Last updated on July 5, 2020
Contradictions heightened this past week, as Trump/Pence continued to disinform the American public. 126,000 people have died. Troubling is a Pew poll that indicates that 40% of Americans think the “worst is behind us” for the pandemic.
While it is true that there has been a dramatic increase in testing since the start of the coronavirus pandemic, the increase in positive cases in recent weeks cannot be attributed to the rise in testing alone.
After weeks in which coronavirus cases and deaths were slowly declining, the tide has turned. On Wednesday, the United States surpassed its previous record high number of cases, reached in April when the virus was battering the Northeast, according to data gathered from states by The COVID Tracking Project. Hospitalizations are also increasing, though they are far from their peak nationally in April.
“The tip of the iceberg can’t be growing with the iceberg shrinking,” said Dr. Sten Vermund, dean of the Yale School of Public Health. “It violates laws of physics and oceanography.”
Poll: A growing number of Americans think the worst of the coronavirus is over, even as cases spike
A new survey from the Pew Research Center found that 40 percent of Americans now believe the worst of Covid-19 is in the past, up from 26 percent in early April. That number includes the majority of Republicans, 61 percent of whom said the country has already suffered the worst of the pandemic.
Overall, the survey — taken June 16 to 22, featuring 4,708 American adults and a 1.8 percentage point margin of error — found a strikingly deep ideological divide between how Republicans and Democrats think about the continued threat of the virus.

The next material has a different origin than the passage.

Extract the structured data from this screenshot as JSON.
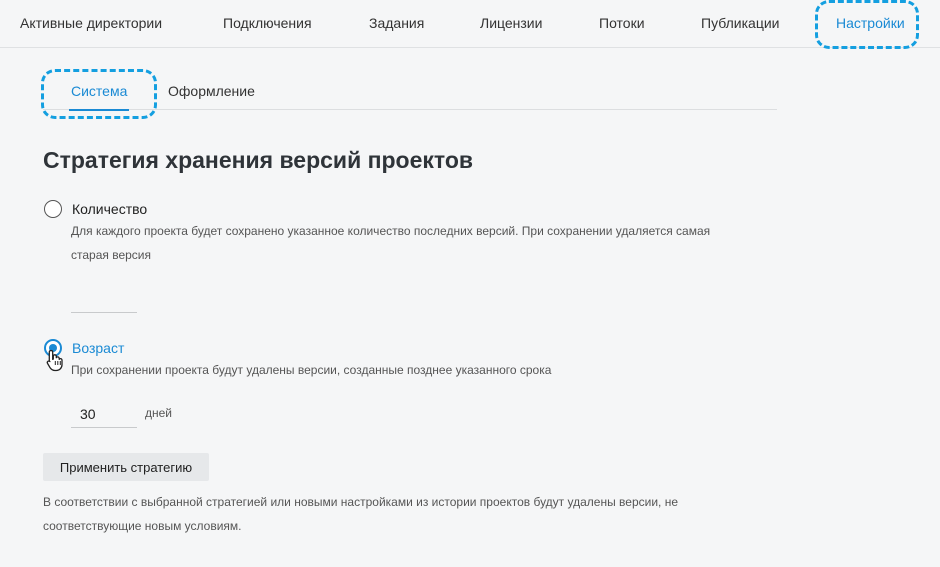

Democrats were much more likely to say they’re worried they may get Covid-19 and need to be hospitalized; that they might spread the virus to other people; and that they’re uncomfortable going to salons, restaurants, sporting events, or social gatherings. For instance, the study found 65 percent of Republicans are now comfortable eating in a restaurant, compared to 28 percent of Democrats.
This divide is one that is reflected in the clear difference in public officials’ response to the coronavirus. President Donald Trump has long downplayed the threat posed by Covid-19, and has pushed states to reopen nonessential businesses. That push was — until recently — widely embraced by his allies at the state level. Some states with Republican governors, however, like Texas and Florida, have begun to scale back those reopenings amid increasing case counts.